Vier Tage arbeiten, drei Tage frei und das bei vollem Lohnausgleich – es klingt beinahe zu schön, um wahr zu sein. Ist es aber. Zumindest bei einigen Firmen in Vorarlberg. Die haben in der jüngeren Vergangenheit auf die Vier-Tage-Woche umgestellt. WANN & WO bat zwei von ihnen, zu evaluieren, wie das Modell ankommt.
Vorreiter aus Bludenz
Ein Vorreiter dabei ist die Køje, die in Bludenz Zirbenbetten herstellt. „Wir haben bereits im Oktober 2019, nach einer Testphase und demokratischer Abstimmung im Køje-Team, die Vier-Tage-Woche mit 37 Arbeitsstunden pro Woche eingeführt“, erklärt Gründer und Geschäftsführer Christian Leidinger auf WANN & WO-Anfrage.
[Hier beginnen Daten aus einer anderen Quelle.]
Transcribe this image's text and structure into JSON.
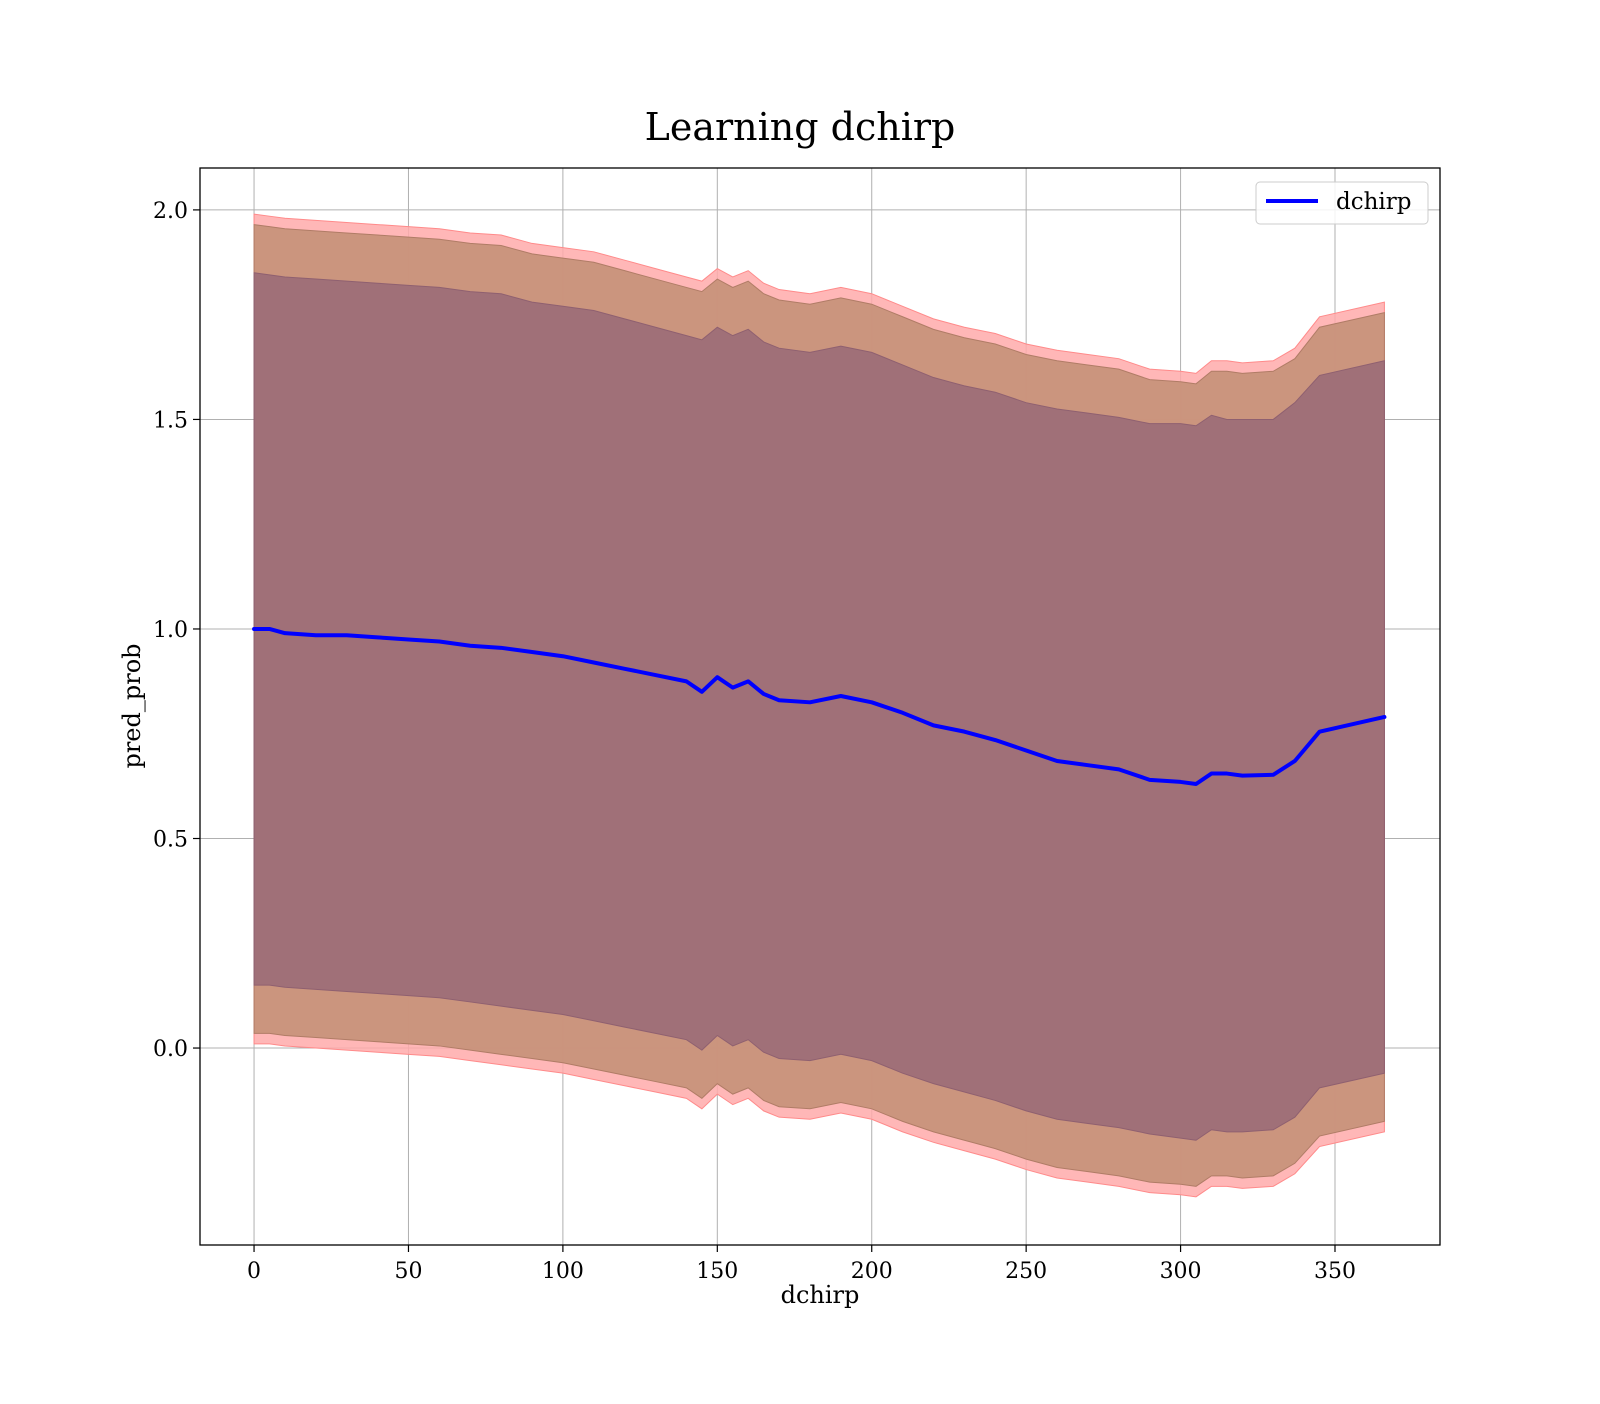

Dass die Firma heute, vier Jahre später, noch immer an dem Modell festhält, spricht dabei für sich. Heute befindet sich die gesamte Køje-Manufaktur und das Büro im „Vier-Tage-Modus“. „Für die meisten im Team wäre ein anderes Modell wahrscheinlich gar nicht mehr vorstellbar“, ist sich Leidinger sicher.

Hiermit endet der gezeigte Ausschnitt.